Thursday, September 24, 2009

Modal Decomposition

Modal decomposition constructs a similarity transformation for a linear system where the resulting coefficient matrix is a block diagonal structure corresponding to the real and complex eigenvalues. See problem 4.14 of Astrom and Murray for a description of the transformed coefficient matrix.  The download ModelDemo.zip contains a Matlab function modal.m to compute the modal decomposition for an arbitrary coefficient matrix, and a function ModalDemo.m to illustrate the application to a randomly 3D linear system.

Wednesday, September 23, 2009

Eigen Decomposition of Linear Systems

One of the basic tools for understanding linear, time-invariant systems is the 'modal' decomposition on to a set of 'eigendirections'.  This is illustrated in the matlab files in the Eigen Decomposition Demo download.



Run the script S_EigenDemo.m to create versions of the plot shown above. The script selects random eigenvectors and assigns eigenvalues for a 3D system, then calls a function to superimpose a trajectory over a representation of the eigendirections.

To test your understanding, try the following exercises:
  1. Change the real parts of the eigenvalues to obtain other types of behavior.  What happens if you make the real eigenvalue much more negative, or slightly positive? What happens if you make the real part of the complex conjugate pair slightly positive?
  2. How can you make the simulated trajectory orbit the real eigenvector in a plane parallel to the other two eigendirections?

Lorenz Attractor

The Lorenz attractor is a well known system of three differential equations demonstrating deterministic chaos.  The model was originally derived by Edward Lorenz as an abstract description for convection rolls in the atmosphere, but is mainly studied for the insight it gives on the behavior of complex deterministic systems.



Download run the Matlab function LorenzDemo. Rotate and manipulate the resulting figure in phase space, and be sure you understand what is going on.  To test your understanding, modify this function to plot two trajectories on the same axis that start at nearby initial conditions, say less than 0.00001 apart. What happens to the trajectories over time?

Hare and Lynx Demonstration

The dynamics of the Hare and Lynx predator/prey system provides a very useful illustration of phase plane analysis for a system of two ordinary differential equations. The textbook includes a discussion of this example in Section 3.7

Under the downloads you will find a link to a compressed folder holding with Matlab and Simulink files for demonstrating the Hare/Lynx dynamics. The files include a Simulink model, and a separate Matlab script with which you can explore this system.

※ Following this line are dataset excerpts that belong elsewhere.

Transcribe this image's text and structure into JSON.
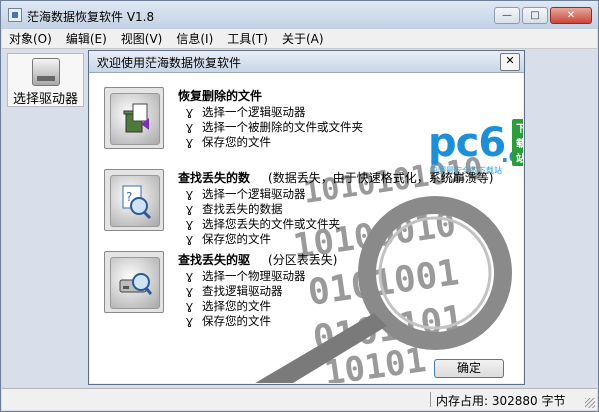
{
  "window": {
    "title": "茫海数据恢复软件 V1.8",
    "min": "—",
    "max": "□",
    "close": "✕"
  },
  "menu": [
    "对象(O)",
    "编辑(E)",
    "视图(V)",
    "信息(I)",
    "工具(T)",
    "关于(A)"
  ],
  "toolbar": {
    "select_drive_label": "选择驱动器"
  },
  "status": {
    "memory": "内存占用: 302880 字节"
  },
  "dialog": {
    "title": "欢迎使用茫海数据恢复软件",
    "close": "✕",
    "ok_label": "确定",
    "sections": [
      {
        "title": "恢复删除的文件",
        "note": "",
        "icon": "recycle-bin-icon",
        "options": [
          "选择一个逻辑驱动器",
          "选择一个被删除的文件或文件夹",
          "保存您的文件"
        ]
      },
      {
        "title": "查找丢失的数",
        "note": "(数据丢失，由于快速格式化，系统崩溃等)",
        "icon": "search-file-icon",
        "options": [
          "选择一个逻辑驱动器",
          "查找丢失的数据",
          "选择您丢失的文件或文件夹",
          "保存您的文件"
        ]
      },
      {
        "title": "查找丢失的驱",
        "note": "(分区表丢失)",
        "icon": "search-drive-icon",
        "options": [
          "选择一个物理驱动器",
          "查找逻辑驱动器",
          "选择您的文件",
          "保存您的文件"
        ]
      }
    ]
  },
  "watermark": {
    "brand": "pc6",
    "domain": ".com",
    "badge": "下载站",
    "tagline": "中国最安全的下载站"
  },
  "background_art": {
    "binary_lines": [
      "1010101010",
      "10100010",
      "0101001",
      "0101101",
      "10101"
    ]
  },
  "colors": {
    "accent": "#1c8fd8",
    "badge_green": "#2d9c3a"
  }
}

The qualitative concepts you should learn from this example include
  • Phase plane modeling in Simulink and Matlab
  • Time invariant differential equations as vector fields in phase space.
  • Nullclines, Steady States, and Limit Cycles
  • Linearization
  • Global versus local stability
To test your understanding, consider the following questions:
  1. What do the three steady states represent in terms of the Hare/Lynx populations?
  2. Repeat the simulations setting the parameter b = 0.26. How do the results change?
  3. Repeat again for b = 0.20.  What happened to the third steady state? Interpret this in terms of the Hare/Lynx population dynamics.
  4. What is the critical value of b for which a limit cycle first appears?
  5. What is the critical value of b for which the linear approximation first exhibits complex eigenvalues? How do you interpret this situation?

Saving Matlab figures as pdf's

You'll often see me use the function fig4pdf in the Matlab scripts for this course. This function makes it easier to save Matlab figures as nicely formatted pdf files that can be included in reports and presentations. It sets the background color and paper dimensions to produce what -- to my eyes -- is a visually pleasing result with properly cropped borders.  To use it in your own Matlab programming, just include the function call

fig4pdf;

at some point in the process of preparing a figure.  It will have no visual effect on the figure window. Later, when you want to actually save the figure as a pdf file, use the function call

print('-dpdf','r1200', 'myfigure.pdf');

where myfigure.pdf is the desired file name.  Alternatively, you can format and save the figure in one step with the function call

fig4pdf(gcf,'myfigure.pdf');

where gcf refers to the current figure. Because I use fig4pdf in so many of demonstration scripts for this course, you may want to download and store this file in your default Matlab folder.